Lawyers at McCann FitzGerald have urged financial entities to prepare to be compliant with new EU legislation aimed at making their digital operations more resilient.
The lawyers say that the Digital Operational Resilience Act (DORA) will introduce “detailed and comprehensive rules” at EU level for EU financial entities.
The rules cover issues such as the reporting of IT-related incidents, information-sharing on cyber-threats, and contracts between financial firms and third-party ICT providers.

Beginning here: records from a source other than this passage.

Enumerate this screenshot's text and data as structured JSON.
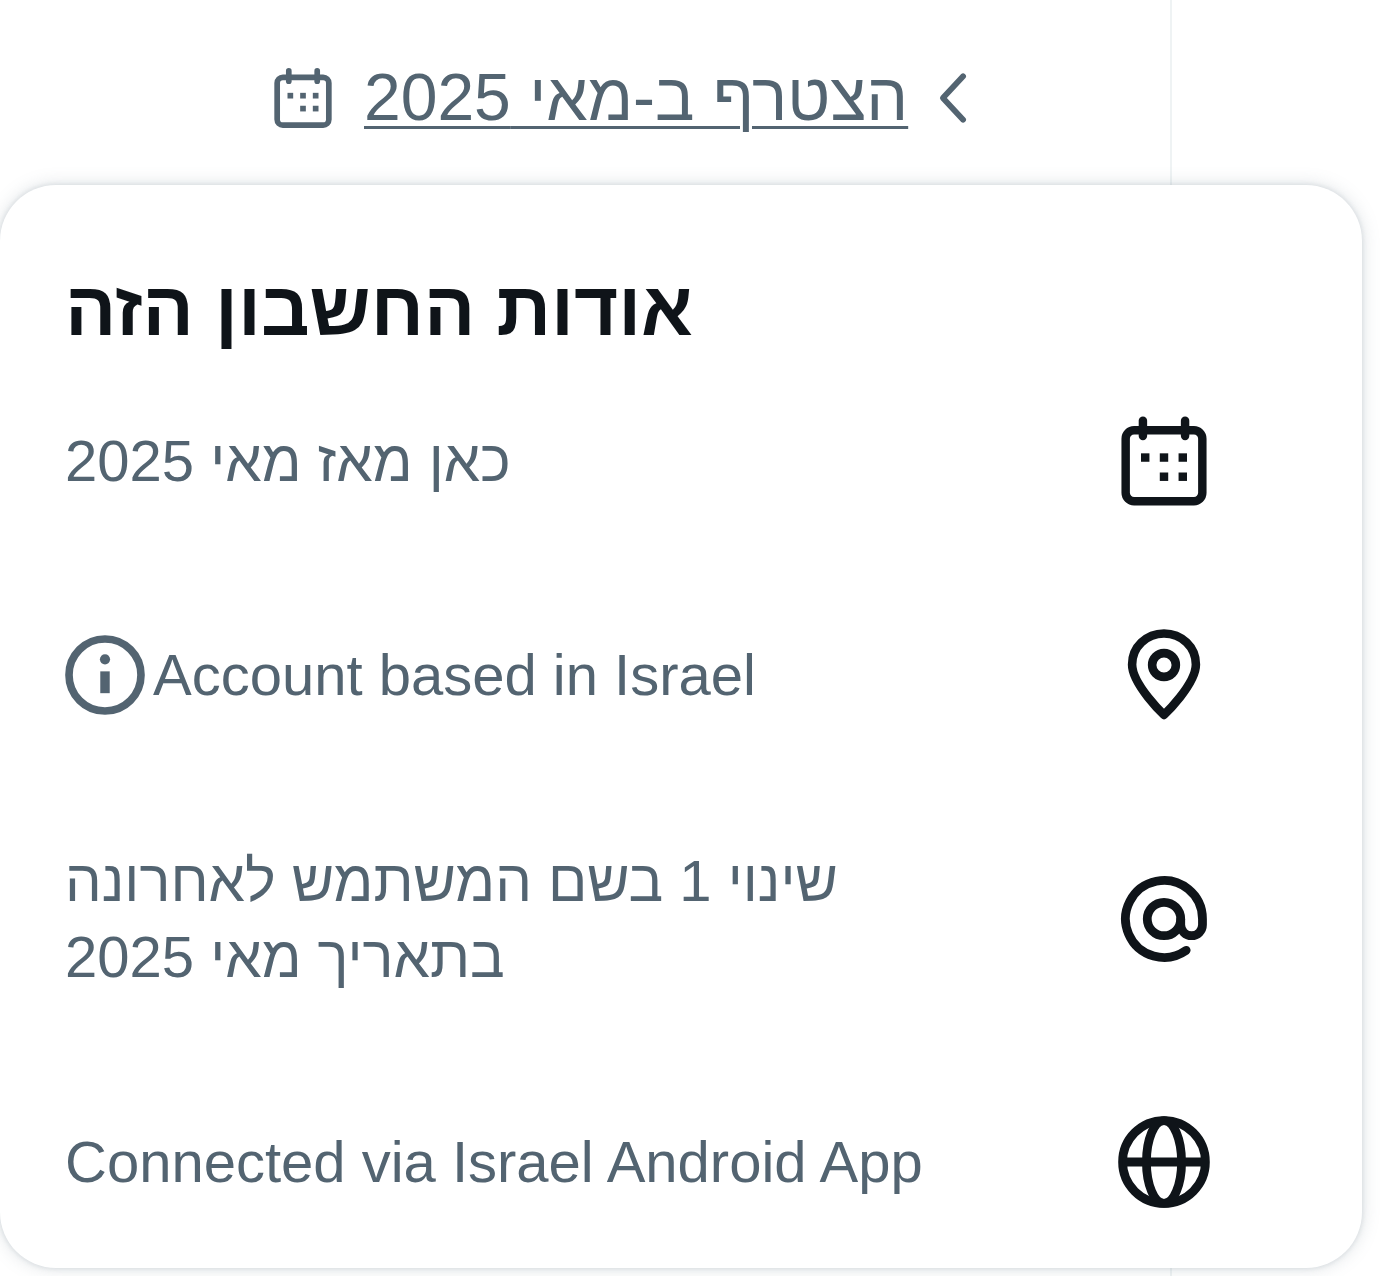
{
  "profile_meta": {
    "joined": "הצטרף ב-מאי 2025"
  },
  "about_popup": {
    "title": "אודות החשבון הזה",
    "rows": [
      {
        "kind": "date",
        "text": "כאן מאז מאי 2025"
      },
      {
        "kind": "location",
        "text": "Account based in Israel",
        "info_icon": true
      },
      {
        "kind": "username",
        "text": "שינוי 1 בשם המשתמש לאחרונה בתאריך מאי 2025"
      },
      {
        "kind": "connection",
        "text": "Connected via Israel Android App"
      }
    ]
  }
}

In a note on the firm’s website, McCann FitzGerald points out that, while DORA will not apply until 17 January 2025, it would be prudent for financial entities to prepare for compliance as soon as possible.
The lawyers point to the scope of DORA, and the likely need to engage with third-party providers of information and communication technology (ICT) services.
McCann FitzGerald urges firms that may be covered by the law to set up a DORA implementation team, and conduct an analysis of their existing ICT risk-management frameworks against DORA requirements.
They should also review ICT contractual arrangements and assess ICT third-party risks, according to the lawyers.
DORA will apply to a wide range of financial entities – including credit institutions, payment institutions, electronic-money institutions and investment firms, as well as insurance firms and brokers.
“It should be noted that DORA will apply in a proportionate manner, taking into account a financial entity’s size and overall risk profile,” say the McCann FitzGerald lawyers.